Group 3: Using the measured three phase voltage and current signals, MCM also calculates a set of physical parameters such as ‘rms-values’ of the three phase voltage and current, power factor, etc. This group also includes parameters such as total harmonic distortion, harmonic content of the incoming signal and voltage imbalance that give an indication of the quality of supply power. Active and reactive power parameters in this group might be used for energy consumption estimations. It combines many measurements that are of interest to both production and maintenance operators in a single device. For all its sophistication, MCM is a small meter that is ideal for installation on motor control panels. Selected measurements can be displayed on the LCD screen of the device and alarms are given using LED traffic lights for ease of use.
Ease of Integration
MCM can be integrated into plant-wide operations information system with its own desktop application MCM SCADA used for trending and diagnostics. The MCM SCADA also provides the user with reports outlining fault status, diagnostics, as well as relevant parameters about the operation of the equipment during a selected period. In addition to trending, it obtains the frequency intervals of mechanical parameters and determines the corresponding faults, such as bearing problems, imbalance and looseness that are then presented to the user.
Average values obtained for energy consumption (voltage, current, active power, reactive power and power factor), as well as the quality of the power supply (THD, harmonics, voltage imbalance and current imbalance) are also provided (Figure 3).
Figure 3: A MCM diagnostic report
MCM can automatically send this report when an alarm occurs and at selected periods using e-mail. The MCM SCADA also allows diagnostic data to be monitored from several different computers at remote locations.
Alternatively, MCM can be integrated into automation and maintenance management systems using the standard Modbus protocol.
Successful Applications in the Field
This condition monitoring technology has been successfully used in a wide range of industries, some of which like the power industry have applied condition monitoring for many years. They have found MCM to be complementary to existing systems, particularly for remote or inaccessible machinery prone to electrical faults. In addition, where equipment is difficult to justify the higher cost of traditional approaches, the MCM is an ideal solution. An example of this are hydro turbines, especially older units that do not justify expensive on-line diagnostic systems yet experience many electrical winding failures.

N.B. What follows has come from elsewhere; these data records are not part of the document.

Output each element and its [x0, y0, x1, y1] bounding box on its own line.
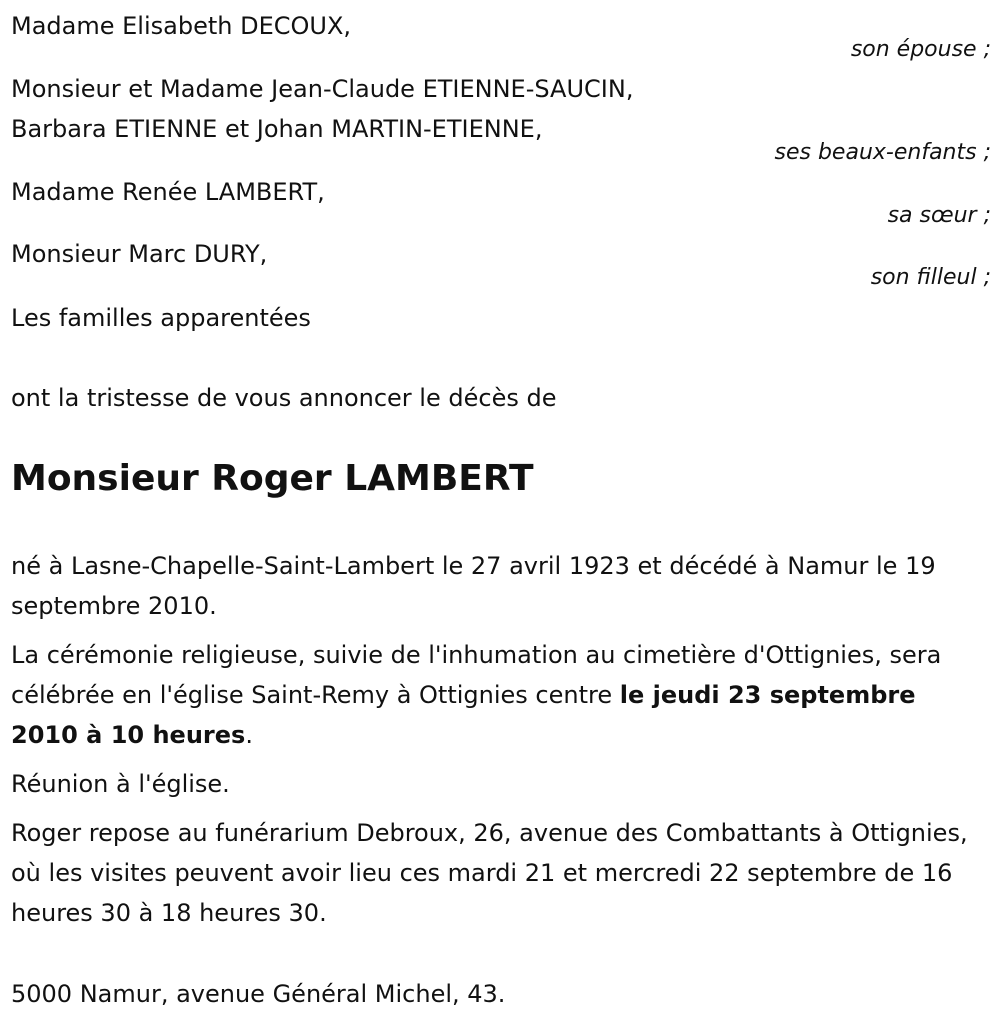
family-member-name: Les familles apparentées [11, 304, 311, 332]
visits-text: Roger repose au funérarium Debroux, 26, avenue des Combattants à Ottignies, où les visites peuvent avoir lieu ces mardi 21 et mercredi 22 septembre de 16 heures 30 à 18 heures 30. [11, 819, 968, 927]
meeting-text: Réunion à l'église. [11, 770, 230, 798]
family-relation: son filleul ; [870, 265, 991, 290]
family-relation: son épouse ; [850, 37, 991, 62]
ceremony-text [11, 635, 986, 755]
address-text: 5000 Namur, avenue Général Michel, 43. [11, 980, 506, 1008]
family-member-name: Monsieur Marc DURY, [11, 240, 268, 268]
ceremony-date: le jeudi 23 septembre 2010 à 10 heures [11, 681, 916, 749]
family-member-name: Barbara ETIENNE et Johan MARTIN-ETIENNE, [11, 115, 543, 143]
birth-death-text: né à Lasne-Chapelle-Saint-Lambert le 27 avril 1923 et décédé à Namur le 19 septembre 2010. [11, 552, 936, 620]
family-member-name: Madame Renée LAMBERT, [11, 178, 325, 206]
ceremony-text-before: La cérémonie religieuse, suivie de l'inhumation au cimetière d'Ottignies, sera célébrée en l'église Saint-Remy à Ottignies centre [11, 641, 942, 709]
family-relation: ses beaux-enfants ; [774, 140, 991, 165]
deceased-name: Monsieur Roger LAMBERT [11, 458, 534, 499]
family-member-name: Madame Elisabeth DECOUX, [11, 12, 352, 40]
ceremony-text-after: . [245, 721, 253, 749]
family-relation: sa sœur ; [887, 203, 991, 228]
family-member-name: Monsieur et Madame Jean-Claude ETIENNE-SAUCIN, [11, 75, 634, 103]
announcement-text: ont la tristesse de vous annoncer le décès de [11, 384, 557, 412]
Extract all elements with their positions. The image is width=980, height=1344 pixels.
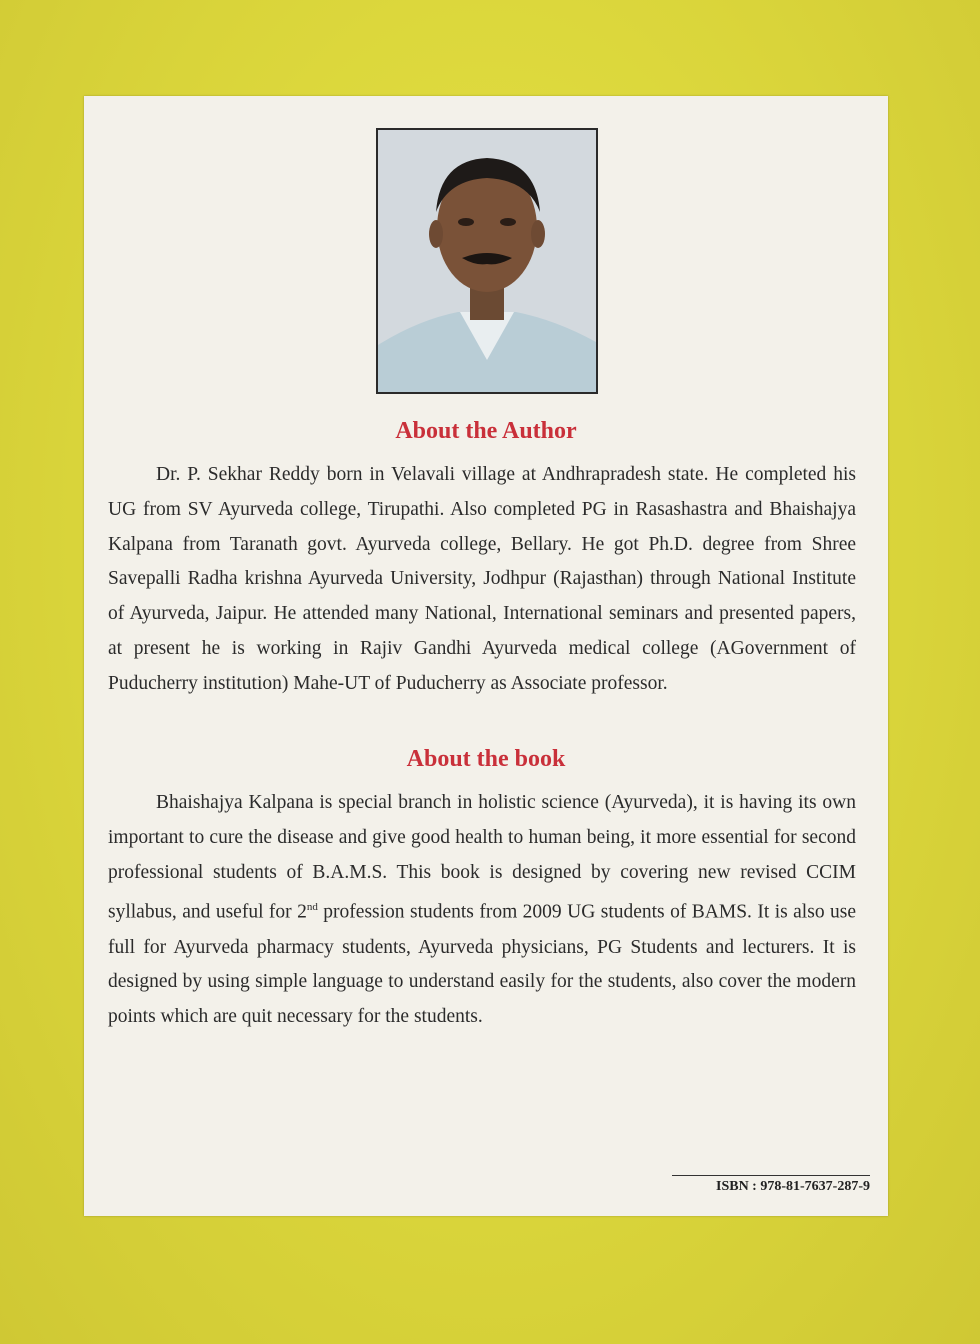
about-author-paragraph (108, 458, 856, 702)
about-author-heading: About the Author (395, 418, 577, 444)
author-photo (376, 128, 598, 394)
about-book-text-part1: Bhaishajya Kalpana is special branch in holistic science (Ayurveda), it is having its own important to cure the disease and give good health to human being, it more essential for second professional students of B.A.M.S. This book is designed by covering new revised CCIM syllabus, and useful for 2 (108, 792, 856, 923)
about-author-text: Dr. P. Sekhar Reddy born in Velavali village at Andhrapradesh state. He completed his UG from SV Ayurveda college, Tirupathi. Also completed PG in Rasashastra and Bhaishajya Kalpana from Taranath govt. Ayurveda college, Bellary. He got Ph.D. degree from Shree Savepalli Radha krishna Ayurveda University, Jodhpur (Rajasthan) through National Institute of Ayurveda, Jaipur. He attended many National, International seminars and presented papers, at present he is working in Rajiv Gandhi Ayurveda medical college (AGovernment of Puducherry institution) Mahe-UT of Puducherry as Associate professor. (108, 464, 856, 694)
isbn-label: ISBN : 978-81-7637-287-9 (672, 1175, 870, 1195)
ordinal-superscript: nd (306, 901, 318, 914)
about-book-heading: About the book (406, 746, 566, 772)
author-portrait-image (378, 130, 596, 392)
about-book-paragraph (108, 786, 856, 1035)
about-book-text-part2: profession students from 2009 UG students of BAMS. It is also use full for Ayurveda pharmacy students, Ayurveda physicians, PG Students and lecturers. It is designed by using simple language to understand easily for the students, also cover the modern points which are quit necessary for the students. (108, 901, 857, 1028)
content-panel (84, 96, 888, 1216)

MCM has also been successfully used to monitor compressors, and in one example correctly identified a developing bearing fault and provided a 3three month warning to allow the successful planning of a maintenance intervention. The measurement trend also showed that MCM was aware of the incipient defect for a full month before considering it sufficiently serious to alert maintenance staff.
The automated diagnostic capabilities of MCM have allowed users to extend their condition monitoring programmes at minimum cost and without increasing the load on already stretched analysts.
New applications for MCM include wind turbines, where existing condition monitoring systems tend to consist of an array of sensors, wiring, etc, that all add to the cost of the installation. MCM as a single instrument offers dual role monitoring at minimal cost and no intrusion to the rotating machinery.
The article is based on the paper ‘Intelligent Condition Management On-line’ presented at POWER-GEN India & Central Asia 2008, 3-5 April, New Delhi, India.